Basic Input Validation Only:

  • Required parameter validation (data_path must be provided)
  • File existence checks (FileNotFoundError if file not found)
  • No intermediate processing validation (trust library error messages)

Rationale: Tutorial assumes valid input data. Error handling focused on user input mistakes, not data quality issues.

Parameterization Rationale

Why Parameterize color_var?

  • Tutorial uses "cell_type" which is a column specific to the tutorial dataset
  • User datasets will have different column names for cell annotations
  • Parameterizing enables tool to work with any AnnData object with different metadata columns

Why Parameterize gtf_by?

  • Tutorial uses "gene_name" attribute in GTF, but GTF files can use different attributes
  • Some GTF files use "gene_id", "transcript_name", or other attributes
  • Parameterizing enables tool to work with different GTF annotation standards

Why Keep Default n_top_genes=2000?

  • This is a standard value in single-cell RNA-seq analysis
  • Tutorial explicitly sets this value, not using library default
  • Value represents a scientific choice about feature selection stringency

Why Keep Default n_components=100?

  • This is the standard dimensionality for GLUE model training
  • Tutorial explicitly sets this value for downstream model compatibility
  • Changing this value would require adjusting the GLUE model architecture

Known Limitations

  1. Coordinate Extraction Assumption: glue_construct_regulatory_graph assumes ATAC peak names follow the format "chr:start-end". If user data uses different formats (e.g., "chr_start_end" or "chr:start:end"), the coordinate extraction will fail. Users must ensure their peak names follow the expected format or pre-process their data.

  2. GTF Compatibility: Gene annotation requires GTF file with specific attributes. Not all GTF formats are compatible. Users must ensure their GTF file contains the required attributes (default: "gene_name").

  3. Memory Requirements: LSI and PCA operations on large datasets can be memory-intensive. Users with datasets >100k cells may encounter memory issues on standard workstations.

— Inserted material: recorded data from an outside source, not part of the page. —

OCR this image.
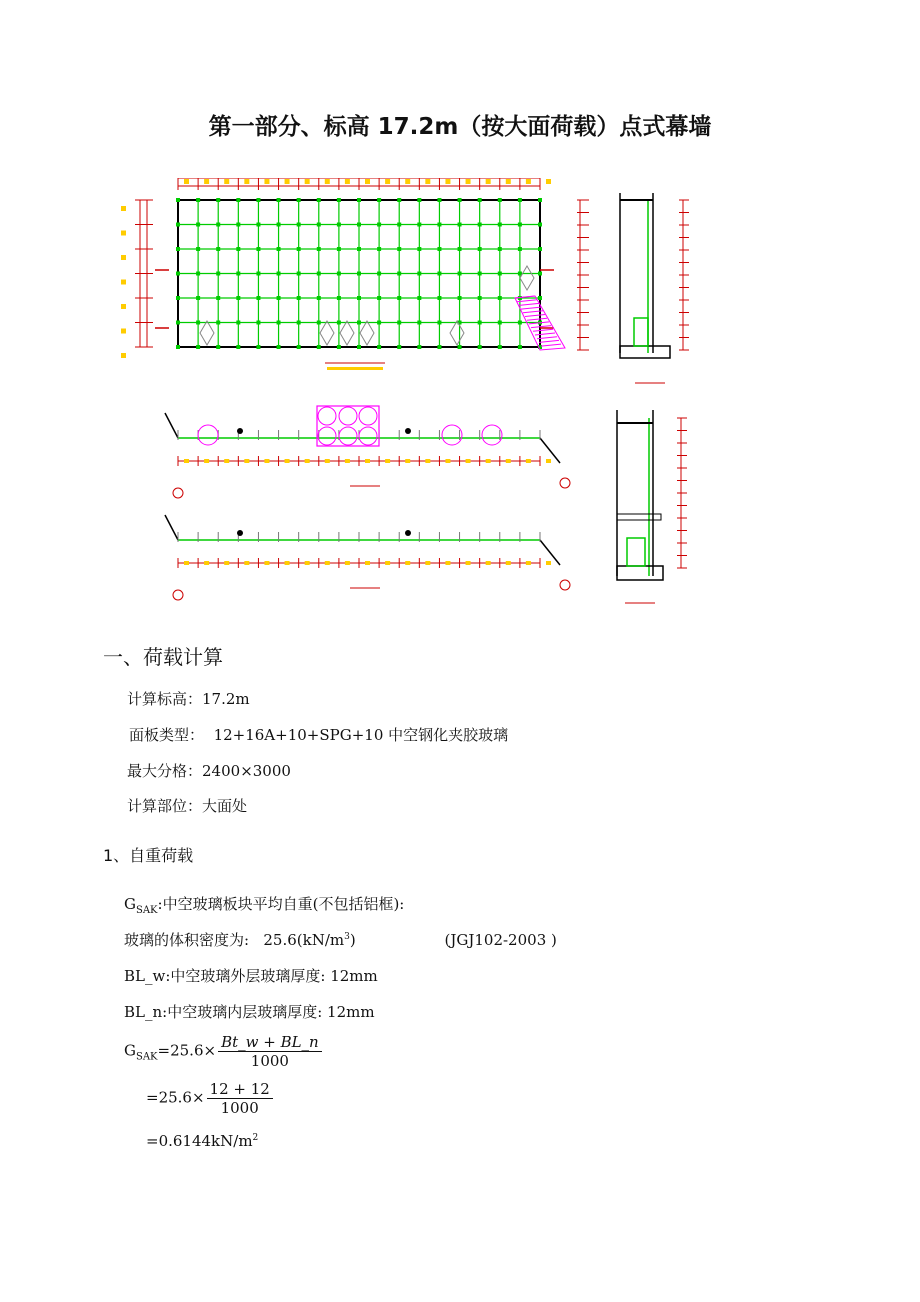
第一部分、标高 17.2m（按大面荷载）点式幕墙
一、荷载计算
计算标高：17.2m
面板类型： 12+16A+10+SPG+10 中空钢化夹胶玻璃
最大分格：2400×3000
计算部位：大面处
1、自重荷载
$G_{SAK}$:中空玻璃板块平均自重(不包括铝框):
玻璃的体积密度为: $25.6(kN/m^3)$	(JGJ102-2003 )
BL_w:中空玻璃外层玻璃厚度: 12mm
BL_n:中空玻璃内层玻璃厚度: 12mm
$G_{SAK}=25.6\times \frac{Bt\_w + BL\_n}{1000}$
$=25.6\times \frac{12 + 12}{1000}$
$=0.6144kN/m^2$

  4. Visualization Dependency: UMAP visualizations require the color_var column to exist in the AnnData object. If the column is missing, the tool will fail. Users must ensure their data contains the specified annotation column.

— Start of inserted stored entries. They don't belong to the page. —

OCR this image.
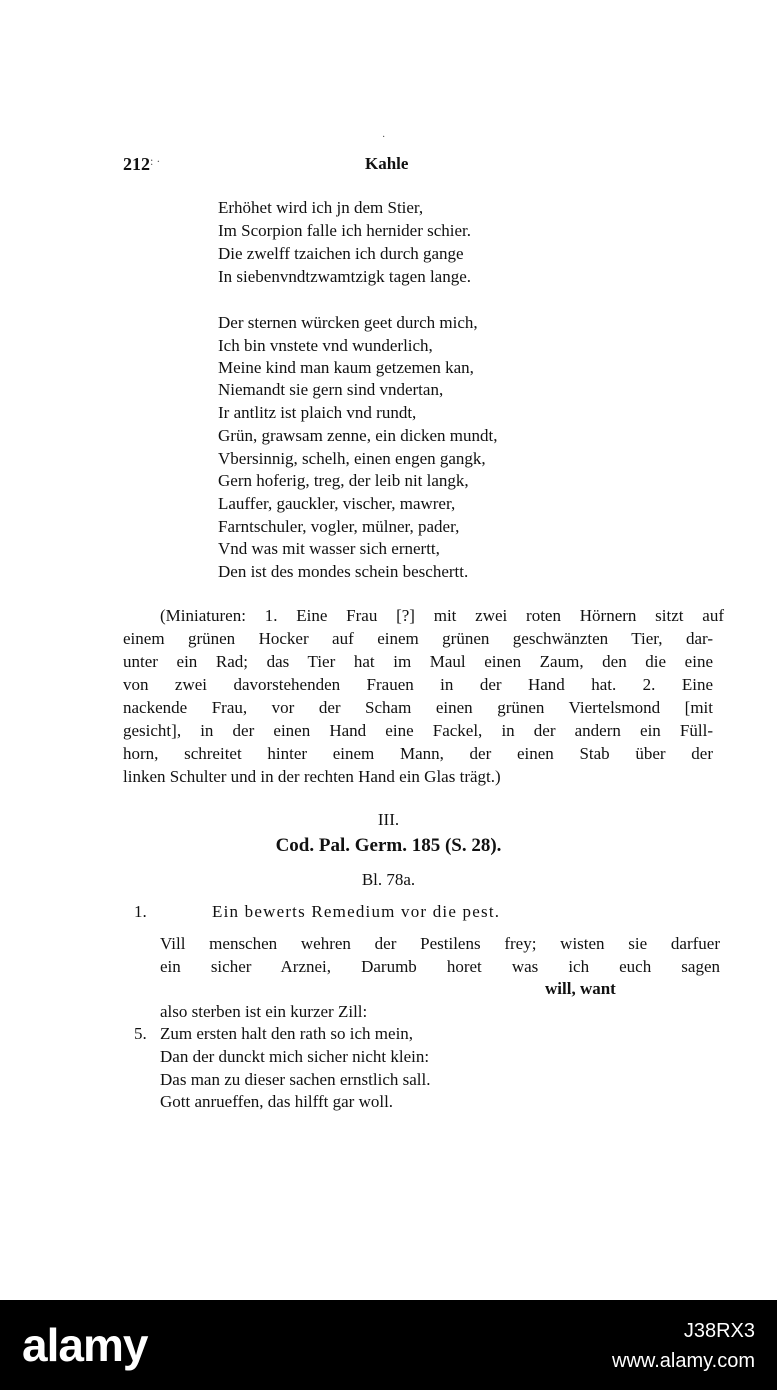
·
212 : ·	Kahle
Erhöhet wird ich jn dem Stier,
Im Scorpion falle ich hernider schier.
Die zwelff tzaichen ich durch gange
In siebenvndtzwamtzigk tagen lange.
Der sternen würcken geet durch mich,
Ich bin vnstete vnd wunderlich,
Meine kind man kaum getzemen kan,
Niemandt sie gern sind vndertan,
Ir antlitz ist plaich vnd rundt,
Grün, grawsam zenne, ein dicken mundt,
Vbersinnig, schelh, einen engen gangk,
Gern hoferig, treg, der leib nit langk,
Lauffer, gauckler, vischer, mawrer,
Farntschuler, vogler, mülner, pader,
Vnd was mit wasser sich ernertt,
Den ist des mondes schein beschertt.
(Miniaturen: 1. Eine Frau [?] mit zwei roten Hörnern sitzt auf
einem grünen Hocker auf einem grünen geschwänzten Tier, dar-
unter ein Rad; das Tier hat im Maul einen Zaum, den die eine
von zwei davorstehenden Frauen in der Hand hat. 2. Eine
nackende Frau, vor der Scham einen grünen Viertelsmond [mit
gesicht], in der einen Hand eine Fackel, in der andern ein Füll-
horn, schreitet hinter einem Mann, der einen Stab über der
linken Schulter und in der rechten Hand ein Glas trägt.)
III.
Cod. Pal. Germ. 185 (S. 28).
Bl. 78a.
1.	Ein bewerts Remedium vor die pest.
Vill menschen wehren der Pestilens frey; wisten sie darfuer
ein sicher Arznei, Darumb horet was ich euch sagen
will, want
also sterben ist ein kurzer Zill:
5. Zum ersten halt den rath so ich mein,
Dan der dunckt mich sicher nicht klein:
Das man zu dieser sachen ernstlich sall.
Gott anrueffen, das hilfft gar woll.
alamy	J38RX3
www.alamy.com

  5. File Format Constraints: Tools only accept h5ad format for input/output. Users with data in other formats (csv, mtx, loom) must convert to h5ad before using these tools.

Testing Recommendations

  1. Test with tutorial data: Verify tools reproduce exact tutorial results with Chen-2019 dataset
  2. Test with different organisms: Verify GTF annotation works with different reference genomes
  3. Test with different annotation columns: Verify color_var parameter works with different metadata
  4. Test with edge cases:
    • Very small datasets (<100 cells)
    • Very large datasets (>100k cells)
    • Datasets with missing or malformed peak coordinates
    • GTF files with different attribute names

Revision History

Initial Implementation

  • 4 tools: glue_read_paired_data, glue_preprocess_scrna, glue_preprocess_scatac, glue_construct_guidance_graph

Revision 1 (2026-02-14)

Changes Made:

  1. Removed glue_read_paired_data tool: Classified as NOT Applicable to New Data (only loads tutorial data without analytical transformation)
  2. Renamed glue_construct_guidance_graph to glue_construct_regulatory_graph: Better matches tutorial section title "Construct prior regulatory graph"
  3. Updated documentation: Corrected tool count from 4 to 3 tools

Rationale: Enforce strict adherence to "Applicable to New Data" classification. Data loading without analytical transformation should not be a standalone tool.

Result: All 3 remaining tools pass quality review with all checks passing.